Wildfires provide an interesting lens to understand the real-world interactions between risks, which could make things much worse than standalone models predict. Even before the US wildfire season began, the usual mitigation strategy had already been derailed. Controlled burns were suspended in many states. Projects intended to help homeowners reduce their vulnerability were paused, despite investment in resilience (for example retrofitting homes) being worthwhile, with estimates of $1 (£0.73) spent now saving $6 in future emergencies.

In emerging economies, wildfires can have a particularly devastating impact, often largely uninsured. In 2015, fire and haze cost Indonesia $16bn - twice the cost of reconstruction following the 2004 tsunami. 26% of the costs relate to natural capital, including losses to biodiversity, with losses mostly driven by lost capacity for carbon storage.

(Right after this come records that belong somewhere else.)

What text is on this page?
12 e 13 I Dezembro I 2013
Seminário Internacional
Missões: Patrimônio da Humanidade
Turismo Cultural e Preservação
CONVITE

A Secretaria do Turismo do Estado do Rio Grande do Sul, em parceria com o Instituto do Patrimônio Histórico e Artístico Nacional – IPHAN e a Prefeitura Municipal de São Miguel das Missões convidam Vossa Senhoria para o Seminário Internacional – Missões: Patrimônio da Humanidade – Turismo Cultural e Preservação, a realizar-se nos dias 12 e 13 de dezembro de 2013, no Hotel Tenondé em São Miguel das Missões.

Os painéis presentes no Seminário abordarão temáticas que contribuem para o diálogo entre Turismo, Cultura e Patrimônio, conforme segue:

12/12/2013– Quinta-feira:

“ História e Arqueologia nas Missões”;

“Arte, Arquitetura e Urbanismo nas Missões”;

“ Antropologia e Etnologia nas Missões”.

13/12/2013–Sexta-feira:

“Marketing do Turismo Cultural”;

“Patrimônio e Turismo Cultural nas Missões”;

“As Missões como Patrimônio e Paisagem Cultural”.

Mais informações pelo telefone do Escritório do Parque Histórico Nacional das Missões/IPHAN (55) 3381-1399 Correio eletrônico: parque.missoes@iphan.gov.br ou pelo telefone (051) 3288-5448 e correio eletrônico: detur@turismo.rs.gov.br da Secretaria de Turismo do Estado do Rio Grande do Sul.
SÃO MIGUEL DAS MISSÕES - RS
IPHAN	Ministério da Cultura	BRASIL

In other areas, the combined impact of Covid-19 and wildfire on indigenous populations is worrying: although only 5% of the world population, they are estimated to protect 80% of the world’s biodiversity.

Expect more cascading risks

Modern societies are now highly dependent on networks, which means that failures can easily propagate through critical infrastructure and supply chains, affecting multiple sectors and geographies. Infrastructure assets are not only exposed to risks, they also create risks and increase exposure.

The World Bank has highlighted the contribution of poor quality infrastructure to wildfire risk: in particular the lack of operations and maintenance investment for electricity transmission and distributional lines, creating greater potential for wildfire ignition.

This has led researchers at the Cascading Disasters Research Group at University College London to argue that going forward “most disasters will be cascading events to a greater or lesser extent”. Multi-hazard analyses are becoming more common, but an all-encompassing model capturing all those complex relationships remains a utopia, especially given that in many crises, human agency is one of the critical factors.

Scenario and event trees, however, can be a powerful and engaging way to investigate the vulnerability paths by which cascading impacts are propagated. This can support policy and decision making, in particular, assessing the preventive or adaptation measures that can be taken to reduce risks in advance and increase resilience of critical assets. Taking extreme events and stress-testing them, whether through quantitative modelling or qualitative scenarios is one way to build resilience to global, complex risks before deciding what to do next.

Climate change as a threat multiplier makes action even more urgent and there is no doubt that we must act. Understanding immediate impacts and ramifications will help determine “how”.